← Return to Spouse with cognitive problems and finances

Discussion

Spouse with cognitive problems and finances

Caregivers: Dementia | Last Active: Dec 30, 2022 | Replies (290)

Comment receiving replies
@janet7

Will always got upset about money and would get angry whenever I sent money to my family. Now he sends money to his family and once In awhile gets angry when I do. I diffuse his ranting before he even finishes his complaint, by telling him I have lived with his anger about my sending money to my family almost the entire time we have been married, and I don’t want to listen to his complaints any more. It worked!
One of the triggers for Dementia patients could be they are sick and resent anyone who isn’t. I remember meeting an older woman in my Dad’s nursing home who was extremely jealous of me and “if looks could kill”, I would be gone. I did feel a little guilty because I understood why she was jealous of me. Her attitude would prevail as long as she stayed there, but her anger had nothing to do with me.
Not being able to eat food he likes can trigger anger.
Not being able to communicate his feelings or wants can be a triggers.
Not being to walk and get around by himself can be trigger.
And there are many more triggers and how to solve them in the article I sent you.
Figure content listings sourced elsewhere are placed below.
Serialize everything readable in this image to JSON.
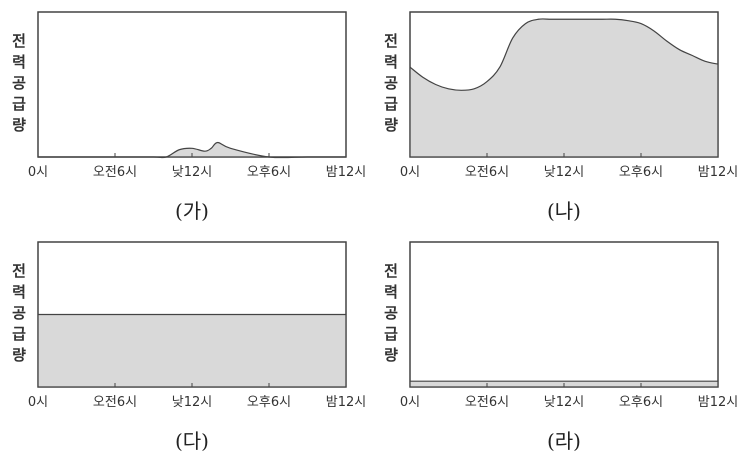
{
  "chart_data": [
    {
      "type": "area",
      "panel_label": "(가)",
      "ylabel": "전력공급량",
      "categories": [
        "0시",
        "오전6시",
        "낮12시",
        "오후6시",
        "밤12시"
      ],
      "x": [
        0,
        3,
        6,
        9,
        10,
        11,
        12,
        13,
        13.5,
        14,
        15,
        18,
        21,
        24
      ],
      "values": [
        0,
        0,
        0,
        0,
        0,
        0.05,
        0.06,
        0.04,
        0.06,
        0.1,
        0.06,
        0,
        0,
        0
      ],
      "ylim": [
        0,
        1
      ],
      "fill": "#d9d9d9"
    },
    {
      "type": "area",
      "panel_label": "(나)",
      "ylabel": "전력공급량",
      "categories": [
        "0시",
        "오전6시",
        "낮12시",
        "오후6시",
        "밤12시"
      ],
      "x": [
        0,
        1,
        2,
        3,
        4,
        5,
        6,
        7,
        8,
        9,
        10,
        11,
        12,
        13,
        14,
        15,
        16,
        17,
        18,
        19,
        20,
        21,
        22,
        23,
        24
      ],
      "values": [
        0.62,
        0.55,
        0.5,
        0.47,
        0.46,
        0.47,
        0.52,
        0.62,
        0.82,
        0.92,
        0.95,
        0.95,
        0.95,
        0.95,
        0.95,
        0.95,
        0.95,
        0.94,
        0.92,
        0.87,
        0.8,
        0.74,
        0.7,
        0.66,
        0.64
      ],
      "ylim": [
        0,
        1
      ],
      "fill": "#d9d9d9"
    },
    {
      "type": "area",
      "panel_label": "(다)",
      "ylabel": "전력공급량",
      "categories": [
        "0시",
        "오전6시",
        "낮12시",
        "오후6시",
        "밤12시"
      ],
      "x": [
        0,
        6,
        12,
        18,
        24
      ],
      "values": [
        0.5,
        0.5,
        0.5,
        0.5,
        0.5
      ],
      "ylim": [
        0,
        1
      ],
      "fill": "#d9d9d9"
    },
    {
      "type": "area",
      "panel_label": "(라)",
      "ylabel": "전력공급량",
      "categories": [
        "0시",
        "오전6시",
        "낮12시",
        "오후6시",
        "밤12시"
      ],
      "x": [
        0,
        6,
        12,
        18,
        24
      ],
      "values": [
        0.04,
        0.04,
        0.04,
        0.04,
        0.04
      ],
      "ylim": [
        0,
        1
      ],
      "fill": "#d9d9d9"
    }
  ]
}
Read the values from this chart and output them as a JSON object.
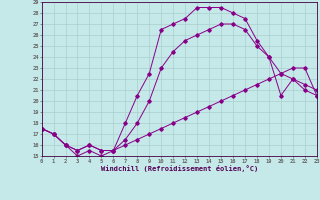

I like the article so much that I am going to print a copy for myself.
I also remember visiting my Dad in the nursing home just before Will and I were going to the beach. When I told him about our plans, he got very quiet and started drumming on the table with his fingers. I knew he wanted to come with us, but Will and I didn’t have much alone time because of our visiting Dad. He really wanted all of our time. He wouldn’t tell me why he was upset but I knew. Our relationship was an on again/off again one I can tell you about when you want to know.
God’s blessings to you, Julie

Jump to this post


Replies to "Will always got upset about money and would get angry whenever I sent money to my..."

Wow, you put your finger on something I couldn’t quite describe. Thank you!!! My husb has PD dementia, goes in and out of making perfect sense to making no sense at all…but there is sometimes an underlying emotional trigger, as you describe. I’d love the article you mentioned. Can you please send it to me as well?
Thx again for your comment— I feel less alone.